1. Field of the Invention
The present invention relates to media content and more specifically to a system and method for indexing, searching within and retrieving media content and including a textual analysis of the media content to the user.
2. Introduction
Those who frequently use the Internet are familiar with search engines such as Google® and Yahoo®. Search engines have proven highly useful in taking a text query from a user and searching within web pages to retrieve related information containing the queried text. The nature of web pages allows their text content to be easily searched. While this is valuable, it is also limiting, because it excludes a host of media from being searched. The content of media presentations such as motion pictures, songs, and printed publications are not searchable in their original form.
As the body of motion pictures, songs, books, and other works expands, so does the body of well-known lines and phrases from these works.
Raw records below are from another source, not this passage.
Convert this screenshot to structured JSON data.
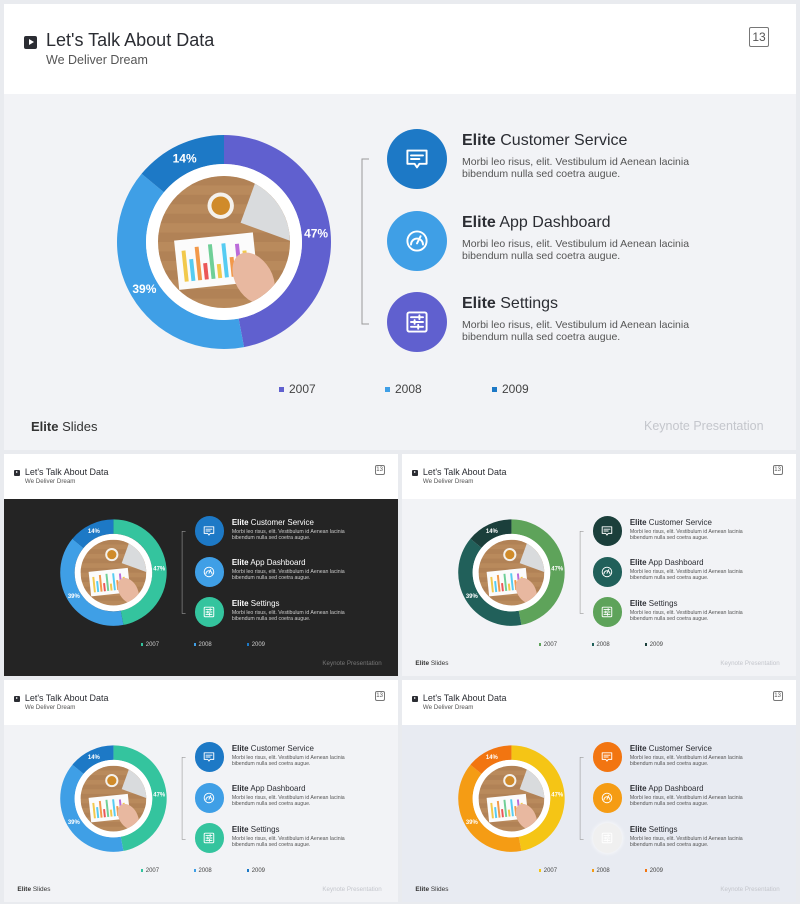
{
  "slide_number": "13",
  "title": "Let's Talk About Data",
  "subtitle": "We Deliver Dream",
  "features": [
    {
      "bold": "Elite",
      "rest": " Customer Service",
      "desc": "Morbi leo risus, elit. Vestibulum id Aenean lacinia bibendum nulla sed coetra augue.",
      "icon": "message-icon"
    },
    {
      "bold": "Elite",
      "rest": " App Dashboard",
      "desc": "Morbi leo risus, elit. Vestibulum id Aenean lacinia bibendum nulla sed coetra augue.",
      "icon": "gauge-icon"
    },
    {
      "bold": "Elite",
      "rest": " Settings",
      "desc": "Morbi leo risus, elit. Vestibulum id Aenean lacinia bibendum nulla sed coetra augue.",
      "icon": "sliders-icon"
    }
  ],
  "legend": [
    "2007",
    "2008",
    "2009"
  ],
  "brand_bold": "Elite",
  "brand_rest": " Slides",
  "footer_right": "Keynote Presentation",
  "chart_data": {
    "type": "pie",
    "categories": [
      "2007",
      "2008",
      "2009"
    ],
    "values": [
      47,
      39,
      14
    ],
    "labels": [
      "47%",
      "39%",
      "14%"
    ]
  },
  "variants": [
    {
      "name": "blue-purple",
      "bg": "#f2f3f6",
      "slices": [
        "#6060cf",
        "#3f9fe6",
        "#1d79c6"
      ],
      "icons": [
        "#1d79c6",
        "#3f9fe6",
        "#6060cf"
      ],
      "legend": [
        "#6060cf",
        "#3f9fe6",
        "#1d79c6"
      ],
      "text": "#444"
    },
    {
      "name": "dark-green",
      "bg": "#242424",
      "slices": [
        "#34c49e",
        "#3f9fe6",
        "#1d79c6"
      ],
      "icons": [
        "#1d79c6",
        "#3f9fe6",
        "#34c49e"
      ],
      "legend": [
        "#34c49e",
        "#3f9fe6",
        "#1d79c6"
      ],
      "text": "#ddd"
    },
    {
      "name": "forest",
      "bg": "#f2f3f6",
      "slices": [
        "#5ea35a",
        "#21605a",
        "#1b3f3b"
      ],
      "icons": [
        "#1b3f3b",
        "#21605a",
        "#5ea35a"
      ],
      "legend": [
        "#5ea35a",
        "#21605a",
        "#1b3f3b"
      ],
      "text": "#444"
    },
    {
      "name": "mint",
      "bg": "#f2f3f6",
      "slices": [
        "#34c49e",
        "#3f9fe6",
        "#1d79c6"
      ],
      "icons": [
        "#1d79c6",
        "#3f9fe6",
        "#34c49e"
      ],
      "legend": [
        "#34c49e",
        "#3f9fe6",
        "#1d79c6"
      ],
      "text": "#444"
    },
    {
      "name": "orange",
      "bg": "#e8ebf2",
      "slices": [
        "#f5c515",
        "#f59c14",
        "#f27511"
      ],
      "icons": [
        "#f27511",
        "#f59c14",
        "#f0f0f0"
      ],
      "legend": [
        "#f5c515",
        "#f59c14",
        "#f27511"
      ],
      "text": "#444"
    }
  ]
}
Lines like, “I am your father,” or “a three-hour tour,” or “It was the best of times, it was the worst of times,” are recognized almost universally as lines from the films, songs, or books that made them famous. They are often quoted and imitated in other media presentations, becoming incorporated into popular idioms and expressions. Many people may remember a movie or a song by such a phrase where they may forget the movie's title or the actors in the movie.
The origins of these phrases and their impact on language and society are topics of scholarly study. Famous lines end up changing the way a culture may communicate. The popularity of these phrases may also be utilized as a marketing tool. Often, the lasting memory of a movie, song, or book is encapsulated by just a few words in the minds of its audience.
Many media presentations are viewed, heard, read, rented, bought and sold worldwide in a great variety of formats. One highly popular format is the digital video disk (DVD). Sales of DVDs have become very popular and in some cases revenues from DVD sales outpace revenues from movie theater ticket sales. Growth and development in several areas—especially the internet—are bringing an ever wider variety of options, titles, and sources of media content to consumers. Also, a proliferation of illicit sources and media distribution methods poses a challenge to the legal owners of copyrighted works. It is desirable for content providers and copyright owners to allow consumers to search for, discover, and learn about the available media. There are numerous media presentations which are not demanded by consumers simply because consumers are not aware that they exist.
Many consumers may desire to buy a particular movie but cannot remember the title or main actors. The same problem may occur in trying to find a particular song, but remembering only a few words or phrases from the lyrics. Furthermore, those doing media research may desire to draw comparisons between the content of several different presentations. Without searchable access and retrieval capabilities, the difficulty of each of these tasks is increased.
Amazon.com® provides one example of how users may identify through a title or author search media content and be able to purchase the content. For example, one Amazon.com feature enables the user to search via book title and then view a page and move forward or backward a few pages in the book. This information helps the user determine whether to purchase the book. Selected pages are shown such as the index, table of contents, and an excerpt from a few pages within the book. There are limitations to this approach in that unless the user knows the title or author, it can be difficult to locate or identify the book. A user may only know a few phrases from the book or movie. The Amazon.com search engine only searches titles and therefore unless that information is known, searching via media content is unworkable.
Other search engines are similar. For example, Google's® search engine does not include the content of media but will return web pages that contain the search terms. Therefore, a user seeking to identify media that contains certain words or phrases cannot identify the media via a Google search.
Legal issues exist in the realm of searching content. When Google returns a listing of web pages, the search engine only reports several words from the particular web page. When a user “clicks” on that listing, the user's web browser is pointed to the originating web page and thus is sent to the content owner's webpage. The use of the few words to describe the webpage as a result of a Google search does not implicate copyright infringement. In the context of obtaining searchable media such as movies, songs or printed media, the ability to redirect users to the source of the content for viewing the actual content becomes problematic in terms of copyright protection. Unlike web-pages that are freely available, not all copyright owners place songs, books or other printed media or movies on the Internet for free viewing and linking.
Furthermore, video indexing and searching capability may enable users to find desired video content but users often have more interest in the context, structure and organization of the video content. Most search engines that present users with listings of media content that match a search string do not provide much, if any, additional data about the particular media content.
What is needed in the art is a new method for enabling the searching of media content and specifically searching for words and phrases within media content while maintaining the rights of copyright owners. Furthermore, what is needed in the art is more information about retrieved media content to provide a user with more useful analysis of the media presentations.